あれだけの怪我したお前さんがこの短時間でピンピンしてる理由が分からねぇと怖くて眠れねえよ・・・」

「短時間?あれからどのくらい経った?」

「3時間くらいだな」


思わぬところで時間が判明した。

いつもより人が少ないので遅い時間かと思っていたが、あの騒ぎが夕方だったから季節を考えれば日が沈んでからそうは経っていないことになる。


「そんな短時間で治癒できる方法なんて聞いたことないぞ?」


それが本当であればマクシミアが使ったという竜薬はとてつもない代物だ。

魔術にも治療術はあるが扱いが非常に難しい。

活性化の術の一部で複雑な術式と膨大な魔力消費。

そして、それらを維持するための高度な集中力が求められる。

部位破損などすれば治療は長期に渡る。

それがものの数時間で完治したというのだ。

本当であれば、ヤツが請求した金額でも安いのではないだろうか?


治療術を使うには、リスクがある。

危険の多い冒険者業であればぜひとも覚えておきたい術だ。

魔術適正が冒険者であれば望むものは多いだろう。

だが、それは適わない。

理由は単純、教会によって秘匿されているのだ。

治癒術は他の魔術と違い金になる。

手足を失ったり、不治の病にかったとき治せると言われれば、いくらでも人は金を積むだろう。

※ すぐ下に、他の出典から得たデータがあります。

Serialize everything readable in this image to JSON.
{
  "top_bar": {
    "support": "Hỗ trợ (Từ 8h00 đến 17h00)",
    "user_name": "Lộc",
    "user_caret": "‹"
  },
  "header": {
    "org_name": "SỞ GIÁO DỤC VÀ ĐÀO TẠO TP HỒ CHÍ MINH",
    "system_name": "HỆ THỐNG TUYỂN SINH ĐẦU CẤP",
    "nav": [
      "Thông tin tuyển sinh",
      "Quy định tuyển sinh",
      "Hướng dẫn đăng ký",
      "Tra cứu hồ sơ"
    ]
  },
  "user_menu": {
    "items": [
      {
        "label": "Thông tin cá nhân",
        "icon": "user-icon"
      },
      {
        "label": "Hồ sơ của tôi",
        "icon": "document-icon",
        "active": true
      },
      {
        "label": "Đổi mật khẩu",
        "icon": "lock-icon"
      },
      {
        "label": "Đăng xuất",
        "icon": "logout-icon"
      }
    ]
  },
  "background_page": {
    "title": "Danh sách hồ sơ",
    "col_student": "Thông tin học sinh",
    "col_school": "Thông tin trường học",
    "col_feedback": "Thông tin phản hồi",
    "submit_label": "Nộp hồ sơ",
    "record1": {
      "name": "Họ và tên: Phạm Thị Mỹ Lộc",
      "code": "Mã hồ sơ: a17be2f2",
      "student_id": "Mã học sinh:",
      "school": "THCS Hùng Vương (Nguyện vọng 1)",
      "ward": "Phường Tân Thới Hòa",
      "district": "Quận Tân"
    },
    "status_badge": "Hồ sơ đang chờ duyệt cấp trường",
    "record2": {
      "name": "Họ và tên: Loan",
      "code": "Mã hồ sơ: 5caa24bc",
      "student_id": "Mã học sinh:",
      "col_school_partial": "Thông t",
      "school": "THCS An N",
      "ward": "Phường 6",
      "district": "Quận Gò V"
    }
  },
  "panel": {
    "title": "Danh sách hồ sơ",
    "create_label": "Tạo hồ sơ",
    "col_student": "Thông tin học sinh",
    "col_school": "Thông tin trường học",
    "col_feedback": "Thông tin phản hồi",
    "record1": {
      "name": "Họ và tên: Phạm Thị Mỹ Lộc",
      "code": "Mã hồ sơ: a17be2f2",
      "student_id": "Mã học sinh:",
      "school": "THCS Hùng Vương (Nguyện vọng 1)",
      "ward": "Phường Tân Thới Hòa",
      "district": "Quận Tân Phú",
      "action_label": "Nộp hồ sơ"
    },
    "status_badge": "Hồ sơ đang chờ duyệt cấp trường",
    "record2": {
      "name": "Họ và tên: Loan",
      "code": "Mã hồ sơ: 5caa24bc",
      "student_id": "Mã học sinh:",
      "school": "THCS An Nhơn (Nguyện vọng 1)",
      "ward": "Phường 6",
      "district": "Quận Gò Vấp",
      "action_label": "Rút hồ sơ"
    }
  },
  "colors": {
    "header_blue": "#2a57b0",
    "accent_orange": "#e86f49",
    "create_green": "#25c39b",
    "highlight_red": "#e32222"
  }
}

術を独占することにより教会は莫大な利益と国における権力を有している。

教会に属さない者が治癒術を使えることが発覚するとどうなうかは容易であろう。

術者を密告すれば、かなりの報奨金が貰える。

さて、もし術に代わる薬があると教会に知らせればどういう事態になるのか?


マクシミアがハイドラットに口止めしなかったのは信頼してなのか、それとも別な何かか?

考えても分からない。


「なぁ、お前らが言っていることは本当なのか?」


改めてハイドラットは、目の前の二人に問う。

二人は困った顔をしながら見合うと二手に分かれて道を開けた。

そして、そろってギルドの奥を指差した。


「お前をヤッたエルフがこの先にいる」

「本当かどうかは本人に確かめてくれ」


彼らが指差した先にあるのは・・・


これから行くつもりだった、ギルドの酒場だった。